Engineering Contradictions & Design Principles
Engineering Contradiction Analysis
1Adaptability or versatility
If interactive chatbots rely on pre-configured statements and natural language input only, then the system complexity remains low, but the contextual relevance and emotional resonance of responses deteriorate
Solution Approach 1:
The patent combines multiple data sources including sensor data, user input, and contextual information into a unified processing framework. The system merges structured sensor readings with unstructured natural language input, allowing the chatbot to generate responses that are both contextually relevant and emotionally resonant while managing complexity through integrated processing.
Solution Approach 2:
The chatbot system is designed to handle multiple types of input simultaneously - acoustic sensor data, non-acoustic sensor data, and natural language input - through a single unified processing architecture. This multi-functional capability allows the system to adapt to various interaction scenarios without requiring separate processing pipelines for each input type.

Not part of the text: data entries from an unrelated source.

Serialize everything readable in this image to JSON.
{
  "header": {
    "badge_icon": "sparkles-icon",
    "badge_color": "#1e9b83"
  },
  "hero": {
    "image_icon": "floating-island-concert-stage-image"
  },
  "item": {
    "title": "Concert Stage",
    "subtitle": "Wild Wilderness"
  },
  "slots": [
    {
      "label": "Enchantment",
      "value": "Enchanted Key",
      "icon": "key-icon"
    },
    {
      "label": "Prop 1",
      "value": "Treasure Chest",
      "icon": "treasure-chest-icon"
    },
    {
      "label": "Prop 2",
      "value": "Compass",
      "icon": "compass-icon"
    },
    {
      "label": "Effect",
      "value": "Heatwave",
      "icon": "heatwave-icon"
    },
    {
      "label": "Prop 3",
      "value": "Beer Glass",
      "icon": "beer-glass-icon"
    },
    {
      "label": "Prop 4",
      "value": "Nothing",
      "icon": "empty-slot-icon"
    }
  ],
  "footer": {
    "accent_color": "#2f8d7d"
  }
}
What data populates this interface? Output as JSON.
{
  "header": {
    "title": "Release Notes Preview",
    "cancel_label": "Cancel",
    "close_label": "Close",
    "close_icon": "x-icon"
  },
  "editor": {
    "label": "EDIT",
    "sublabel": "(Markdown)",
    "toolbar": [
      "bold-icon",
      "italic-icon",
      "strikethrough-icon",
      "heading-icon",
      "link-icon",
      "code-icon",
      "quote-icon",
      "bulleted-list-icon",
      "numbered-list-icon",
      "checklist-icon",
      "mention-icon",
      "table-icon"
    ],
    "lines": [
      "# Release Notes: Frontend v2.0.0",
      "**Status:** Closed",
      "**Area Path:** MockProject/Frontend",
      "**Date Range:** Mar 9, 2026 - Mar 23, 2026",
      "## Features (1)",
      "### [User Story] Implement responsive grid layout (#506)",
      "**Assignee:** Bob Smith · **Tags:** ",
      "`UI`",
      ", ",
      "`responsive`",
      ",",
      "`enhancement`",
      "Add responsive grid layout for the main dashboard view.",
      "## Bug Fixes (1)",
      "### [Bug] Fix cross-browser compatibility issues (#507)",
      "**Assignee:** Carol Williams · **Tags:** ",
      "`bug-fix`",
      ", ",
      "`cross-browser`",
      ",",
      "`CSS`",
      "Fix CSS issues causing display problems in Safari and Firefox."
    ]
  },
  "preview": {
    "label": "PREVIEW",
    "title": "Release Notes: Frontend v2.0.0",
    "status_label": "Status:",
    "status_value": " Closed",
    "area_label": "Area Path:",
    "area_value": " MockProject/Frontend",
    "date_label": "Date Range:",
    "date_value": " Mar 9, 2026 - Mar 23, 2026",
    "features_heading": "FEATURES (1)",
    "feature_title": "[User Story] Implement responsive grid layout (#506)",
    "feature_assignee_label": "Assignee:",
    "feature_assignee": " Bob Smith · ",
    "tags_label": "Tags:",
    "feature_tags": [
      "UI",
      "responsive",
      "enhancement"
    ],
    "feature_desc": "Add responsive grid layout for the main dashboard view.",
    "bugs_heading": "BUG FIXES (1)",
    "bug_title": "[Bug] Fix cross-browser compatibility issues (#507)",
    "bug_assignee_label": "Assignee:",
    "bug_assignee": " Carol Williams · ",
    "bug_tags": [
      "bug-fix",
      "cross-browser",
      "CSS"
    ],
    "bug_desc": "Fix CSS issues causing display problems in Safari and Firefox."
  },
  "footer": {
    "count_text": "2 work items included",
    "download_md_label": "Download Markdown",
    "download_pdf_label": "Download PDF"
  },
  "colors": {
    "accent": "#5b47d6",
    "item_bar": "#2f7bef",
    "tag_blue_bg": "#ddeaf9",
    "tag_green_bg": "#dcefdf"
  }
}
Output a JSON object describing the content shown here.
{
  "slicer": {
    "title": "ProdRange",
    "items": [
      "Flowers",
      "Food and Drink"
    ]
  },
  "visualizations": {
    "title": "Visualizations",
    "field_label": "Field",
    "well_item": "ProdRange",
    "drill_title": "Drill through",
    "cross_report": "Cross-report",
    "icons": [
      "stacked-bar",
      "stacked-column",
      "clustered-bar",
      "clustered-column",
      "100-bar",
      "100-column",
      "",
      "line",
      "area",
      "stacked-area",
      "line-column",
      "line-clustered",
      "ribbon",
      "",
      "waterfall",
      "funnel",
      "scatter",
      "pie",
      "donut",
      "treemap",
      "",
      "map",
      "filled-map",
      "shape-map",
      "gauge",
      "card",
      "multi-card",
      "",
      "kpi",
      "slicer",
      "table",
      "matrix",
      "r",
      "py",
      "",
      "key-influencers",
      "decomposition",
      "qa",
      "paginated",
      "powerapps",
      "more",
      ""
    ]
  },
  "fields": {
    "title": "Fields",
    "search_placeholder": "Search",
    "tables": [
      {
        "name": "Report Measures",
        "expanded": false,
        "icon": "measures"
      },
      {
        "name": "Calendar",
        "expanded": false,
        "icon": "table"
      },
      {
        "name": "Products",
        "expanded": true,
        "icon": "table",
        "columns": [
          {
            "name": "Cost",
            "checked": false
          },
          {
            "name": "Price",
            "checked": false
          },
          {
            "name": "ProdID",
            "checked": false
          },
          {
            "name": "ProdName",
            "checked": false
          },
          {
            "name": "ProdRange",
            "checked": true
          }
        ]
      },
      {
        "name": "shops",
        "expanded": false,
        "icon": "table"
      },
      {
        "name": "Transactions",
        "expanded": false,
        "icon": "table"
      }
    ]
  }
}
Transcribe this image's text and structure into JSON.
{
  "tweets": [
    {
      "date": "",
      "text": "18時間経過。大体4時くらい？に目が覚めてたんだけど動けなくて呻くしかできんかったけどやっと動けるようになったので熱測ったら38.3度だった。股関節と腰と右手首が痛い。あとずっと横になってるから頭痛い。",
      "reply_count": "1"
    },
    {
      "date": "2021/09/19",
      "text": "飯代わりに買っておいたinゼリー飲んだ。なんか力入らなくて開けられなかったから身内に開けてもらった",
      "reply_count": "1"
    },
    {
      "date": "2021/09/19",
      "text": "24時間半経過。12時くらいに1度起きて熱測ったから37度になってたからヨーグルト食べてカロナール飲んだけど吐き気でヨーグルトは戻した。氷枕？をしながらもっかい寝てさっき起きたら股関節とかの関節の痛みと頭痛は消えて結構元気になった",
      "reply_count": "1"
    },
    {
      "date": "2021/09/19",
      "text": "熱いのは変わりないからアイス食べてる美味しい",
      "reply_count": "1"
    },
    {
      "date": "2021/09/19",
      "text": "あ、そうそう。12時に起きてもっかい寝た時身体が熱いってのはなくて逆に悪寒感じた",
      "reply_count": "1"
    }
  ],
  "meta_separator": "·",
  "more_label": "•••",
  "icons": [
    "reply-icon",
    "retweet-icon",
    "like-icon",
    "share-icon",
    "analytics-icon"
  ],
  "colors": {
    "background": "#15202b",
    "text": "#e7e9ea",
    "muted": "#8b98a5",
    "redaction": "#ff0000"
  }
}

2Adaptability or versatility
If the chatbot processes only natural language input, then the processing speed is fast, but the emotional resonance and contextual understanding deteriorate
Solution Approach 1:
The system performs preliminary processing of sensor data and contextual information before the main conversation occurs. By pre-processing and structuring sensor inputs in advance, the chatbot can quickly integrate this information with natural language input during actual interactions, reducing processing time while maintaining emotional resonance and contextual understanding.
Solution Approach 2:
The patent replaces traditional rule-based response generation with a large language model that can process and integrate multiple input types simultaneously. This substitution allows the system to handle complex sensor data and natural language input in parallel, maintaining fast processing speeds while improving emotional resonance through the LLM's ability to understand nuanced contexts.
3Productivity
If the chatbot provides detailed contextually relevant responses, then user engagement improves, but the conversation length and time required to conclude interactions increases
Solution Approach 1:
The system incorporates feedback loops where the chatbot monitors user responses and adjusts the level of detail in subsequent messages. By analyzing user engagement signals and conversation flow, the chatbot can provide sufficiently detailed responses that maintain user engagement while avoiding unnecessary elaboration that would extend conversation duration.
Solution Approach 2:
The chatbot employs a strategy of providing just enough contextual information to maintain engagement without over-explaining. By calibrating the level of detail to match user needs and conversation context, the system achieves high user engagement while keeping interactions concise and efficient.
Data Source
AI summary
Implementations relate to processing, utilizing a large language model (“LLM”), input that is based on sensor data, from sensor(s) of a client device, to generate LLM output—and causing output, that is based on the generated LLM output, to be rendered by an interactive chatbot. The input that is based on sensor data and that is processed by the LLM in generating the LLM output can be, or can include, non-acoustic input based on non-acoustic sensor data. For example, an instance of LLM output can be generated based on processing of non-acoustic input using the LLM and without any processing of acoustic input (that is based on acoustic sensor data) using the LLM. As another example, an instance of LLM output can be generated based on processing, using the LLM, both non-acoustic input that is based on non-acoustic data and acoustic input that is based on acoustic sensor data.